Il y a de nombreuses façons de s’intégrer à la société canadienne et à son mode de vie. Pour l’expatrié arrivant au Canada, cela peut notamment se faire en apprenant à connaître le pays, ses gens et ses lieux, ainsi qu’en s’efforçant d’en apprendre le plus possible sur la culture de la nouvelle collectivité. Il importe en outre de demeurer ouvert aux nouvelles idées et aux nouvelles expériences, sans pour autant mettre de côté ses propres convictions ou sa propre culture.

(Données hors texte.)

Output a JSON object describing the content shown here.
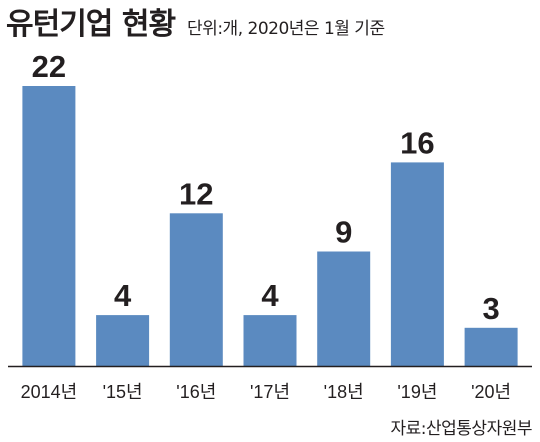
{
  "chart_data": {
    "type": "bar",
    "title": "유턴기업 현황",
    "subtitle": "단위:개, 2020년은 1월 기준",
    "xlabel": "",
    "ylabel": "",
    "categories": [
      "2014년",
      "'15년",
      "'16년",
      "'17년",
      "'18년",
      "'19년",
      "'20년"
    ],
    "values": [
      22,
      4,
      12,
      4,
      9,
      16,
      3
    ],
    "ylim": [
      0,
      24
    ],
    "grid": false,
    "legend": "none",
    "bar_color": "#5b8ac0",
    "baseline_color": "#231f20"
  },
  "source": "자료:산업통상자원부"
}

Quelques conseils pour les expatriés afin de faciliter leur intégration:

  • Éviter de se surcharger ou de s’attendre à ce que tout fonctionne à merveille. Il est normal qu’une personne vivant dans un nouveau cadre culturel éprouve un certain stress et certaines difficultés.
  • Il faut saisir que le fait de prendre conscience des différences culturelles fait partie du processus d’adaptation au nouvel environnement.
  • Explorer les différences culturelles. Cela aide à éviter les malentendus, à se faire des amis et à se sentir plus à l’aise.
  • Garder contact avec ses amis et sa famille, pour éviter les sentiments de solitude et d’isolement.
  • Faire du bénévolat au sein de sa collectivité (pour le conjoint), ce qui lui permettra de rencontrer des gens et de perfectionner son français ou son anglais.
  • S’inscrire à un cours de français ou d’anglais pour améliorer ses compétences linguistiques.
  • Prendre part à des activités qui nous intéressent : musique, sports, danse, arts, apprentissage d’une langue, etc. S’adresser au bureau local du tourisme pour se renseigner davantage sur les activités ou sur les festivals qui ont lieu dans sa région.
  • L’expatrié qui travaille doit aider le reste de la famille.

Souvent immergé très rapidement dans la culture grâce à son travail, l’expatrié ne doit pas oublier que ce ne sera pas toujours le cas de sa famille, qui en conséquence, connaîtra peut-être un processus d’intégration plus long. L’expatrié devra donc aborder, avec les membres de sa famille, les changements et les défis auxquels ils auront à faire face afin qu’ils puissent, eux aussi, se préparer à leur processus d’intégration au Canada.